Core Memory Unwound offers four compositions for piano and violin, with a high-concept live remix of each, made using Tignor’s own sampling and sequencing software. The originals are slow and deliberate, inertia contests between damp piano chords and long, wispy violin lines. Silence hangs heavy, at times oppressively. The mood varies, ultimately fanning out to an estimable breadth: “Meeting in a Colored Shadow 1” on the calm, linear side; “Cathedral, Pt. 1,” which introduces its themes with all the smoothness of a drunk struggling to regain composure, on the other.
The remixes, which drown their sources in echo and delay and leave only the smallest patterns afloat, are the payoff. Tignor’s software palette includes some decidedly cheesy effects—see “Left in Fragments”—but his sense of abstraction is trustworthy, and his self-refashionings are neither obvious nor overly impressionistic. The violin in the stunning “Last Nights on Eagle Street” becomes a tidal drone laid over a crisp piano motif; the title track borrows Slow Six’s conception of rhythm as little more than melodic repetition, then pushes it down into the tonal fabric of “Colored Shadow 1,” as deep as it will go.
To his credit, Tignor lets the themes of most pieces migrate beyond their borders, lending Core Memory Unwound a sort of fluid uniformity from afar.
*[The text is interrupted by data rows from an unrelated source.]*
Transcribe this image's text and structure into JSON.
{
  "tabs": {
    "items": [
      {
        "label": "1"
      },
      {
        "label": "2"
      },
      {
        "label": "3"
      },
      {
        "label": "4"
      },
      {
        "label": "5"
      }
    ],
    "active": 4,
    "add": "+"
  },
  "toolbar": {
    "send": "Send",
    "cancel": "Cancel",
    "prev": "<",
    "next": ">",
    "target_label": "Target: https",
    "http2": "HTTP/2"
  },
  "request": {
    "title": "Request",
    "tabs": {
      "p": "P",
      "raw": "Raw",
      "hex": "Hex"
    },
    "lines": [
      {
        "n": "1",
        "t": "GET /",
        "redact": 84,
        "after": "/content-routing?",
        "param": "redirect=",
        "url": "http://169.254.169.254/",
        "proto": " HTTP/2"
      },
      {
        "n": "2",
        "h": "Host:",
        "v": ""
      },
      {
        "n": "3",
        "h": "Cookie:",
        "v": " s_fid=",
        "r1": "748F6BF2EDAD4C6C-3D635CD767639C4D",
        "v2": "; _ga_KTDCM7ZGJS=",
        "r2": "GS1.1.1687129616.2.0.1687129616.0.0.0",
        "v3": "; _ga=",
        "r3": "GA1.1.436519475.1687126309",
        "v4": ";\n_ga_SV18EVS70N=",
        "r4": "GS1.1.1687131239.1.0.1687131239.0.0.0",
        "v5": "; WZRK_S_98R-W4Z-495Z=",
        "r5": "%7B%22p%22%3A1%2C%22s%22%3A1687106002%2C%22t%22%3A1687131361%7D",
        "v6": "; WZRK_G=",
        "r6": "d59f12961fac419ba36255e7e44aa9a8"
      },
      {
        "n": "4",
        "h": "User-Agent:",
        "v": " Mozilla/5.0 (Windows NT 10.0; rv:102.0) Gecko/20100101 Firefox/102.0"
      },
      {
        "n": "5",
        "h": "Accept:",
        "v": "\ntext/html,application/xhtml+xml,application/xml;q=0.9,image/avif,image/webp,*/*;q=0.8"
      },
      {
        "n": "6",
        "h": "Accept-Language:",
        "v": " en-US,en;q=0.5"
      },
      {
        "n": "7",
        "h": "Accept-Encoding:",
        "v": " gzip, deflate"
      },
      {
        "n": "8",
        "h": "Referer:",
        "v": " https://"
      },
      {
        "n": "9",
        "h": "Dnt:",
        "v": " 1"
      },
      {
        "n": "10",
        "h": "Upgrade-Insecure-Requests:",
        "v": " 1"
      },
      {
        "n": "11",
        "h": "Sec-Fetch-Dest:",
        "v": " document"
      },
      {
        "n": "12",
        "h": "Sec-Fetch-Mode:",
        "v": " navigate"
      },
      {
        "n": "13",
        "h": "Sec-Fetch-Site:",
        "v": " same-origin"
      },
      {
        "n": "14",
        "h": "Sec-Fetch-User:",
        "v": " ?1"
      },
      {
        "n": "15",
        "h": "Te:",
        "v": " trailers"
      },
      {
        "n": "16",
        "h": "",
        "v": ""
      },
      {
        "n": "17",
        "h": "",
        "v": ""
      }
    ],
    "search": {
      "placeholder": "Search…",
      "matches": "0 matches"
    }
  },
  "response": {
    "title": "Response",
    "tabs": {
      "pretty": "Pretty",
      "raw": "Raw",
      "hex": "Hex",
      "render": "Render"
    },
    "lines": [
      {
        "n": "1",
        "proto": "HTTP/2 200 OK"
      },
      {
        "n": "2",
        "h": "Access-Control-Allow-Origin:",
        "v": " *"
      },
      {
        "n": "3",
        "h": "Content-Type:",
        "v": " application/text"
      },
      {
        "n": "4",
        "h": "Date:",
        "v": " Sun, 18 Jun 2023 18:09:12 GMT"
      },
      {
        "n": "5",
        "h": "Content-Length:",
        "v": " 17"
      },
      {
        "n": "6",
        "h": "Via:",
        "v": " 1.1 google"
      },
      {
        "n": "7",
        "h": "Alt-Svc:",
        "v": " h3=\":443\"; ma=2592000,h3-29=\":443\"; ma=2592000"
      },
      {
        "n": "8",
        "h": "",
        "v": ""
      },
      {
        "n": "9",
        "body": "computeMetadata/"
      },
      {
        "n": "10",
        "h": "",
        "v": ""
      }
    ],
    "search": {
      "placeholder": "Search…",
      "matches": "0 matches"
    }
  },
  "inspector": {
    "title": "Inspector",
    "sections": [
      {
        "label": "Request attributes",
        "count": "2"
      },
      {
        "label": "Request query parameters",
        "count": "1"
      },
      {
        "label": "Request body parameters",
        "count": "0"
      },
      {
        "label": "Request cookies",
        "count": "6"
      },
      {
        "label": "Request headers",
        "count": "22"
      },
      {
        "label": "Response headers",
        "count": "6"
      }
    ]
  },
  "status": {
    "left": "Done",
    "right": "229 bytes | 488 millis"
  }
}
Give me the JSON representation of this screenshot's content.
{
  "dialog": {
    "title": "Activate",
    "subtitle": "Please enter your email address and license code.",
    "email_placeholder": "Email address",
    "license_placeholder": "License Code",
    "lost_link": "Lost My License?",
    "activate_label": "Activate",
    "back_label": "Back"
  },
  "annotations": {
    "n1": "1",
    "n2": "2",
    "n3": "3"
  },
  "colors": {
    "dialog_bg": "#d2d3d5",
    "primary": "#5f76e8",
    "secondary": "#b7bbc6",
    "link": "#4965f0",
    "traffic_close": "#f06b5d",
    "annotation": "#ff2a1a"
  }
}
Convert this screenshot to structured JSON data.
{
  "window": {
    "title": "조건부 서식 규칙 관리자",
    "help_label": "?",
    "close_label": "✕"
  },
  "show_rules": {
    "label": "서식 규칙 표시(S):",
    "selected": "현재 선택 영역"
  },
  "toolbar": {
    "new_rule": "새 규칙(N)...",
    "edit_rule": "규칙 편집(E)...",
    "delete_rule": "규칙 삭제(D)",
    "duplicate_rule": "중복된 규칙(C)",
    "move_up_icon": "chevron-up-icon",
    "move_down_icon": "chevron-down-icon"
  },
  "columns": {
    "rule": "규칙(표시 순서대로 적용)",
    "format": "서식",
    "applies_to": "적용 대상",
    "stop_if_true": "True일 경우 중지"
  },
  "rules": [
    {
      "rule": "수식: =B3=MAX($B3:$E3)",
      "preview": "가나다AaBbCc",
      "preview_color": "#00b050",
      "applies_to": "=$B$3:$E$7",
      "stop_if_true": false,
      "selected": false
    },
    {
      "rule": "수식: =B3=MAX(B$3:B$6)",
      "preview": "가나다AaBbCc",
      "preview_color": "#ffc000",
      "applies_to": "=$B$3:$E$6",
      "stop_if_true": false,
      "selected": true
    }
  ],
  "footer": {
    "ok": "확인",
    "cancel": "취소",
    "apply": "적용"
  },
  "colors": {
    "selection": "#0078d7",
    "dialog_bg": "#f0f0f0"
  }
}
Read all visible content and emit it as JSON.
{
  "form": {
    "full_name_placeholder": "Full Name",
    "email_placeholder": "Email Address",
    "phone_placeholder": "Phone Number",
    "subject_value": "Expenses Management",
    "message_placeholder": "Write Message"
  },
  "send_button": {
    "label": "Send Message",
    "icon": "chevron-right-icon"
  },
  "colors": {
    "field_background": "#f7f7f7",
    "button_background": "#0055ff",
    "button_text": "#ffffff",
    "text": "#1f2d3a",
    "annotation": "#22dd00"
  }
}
Closer to the surface, its discrete moments often feel superfluous—particularly in the unadorned originals, which, despite a few affecting passages, seem designed more to provide rewarding remix fodder than to exist independently. Which is fine coming from a composer invested in process over product. In displaying the monument and the scaffolding at the same time, Tignor leaves the object of your appreciation as a tossup between pop immediacy and whatever actually comes after it.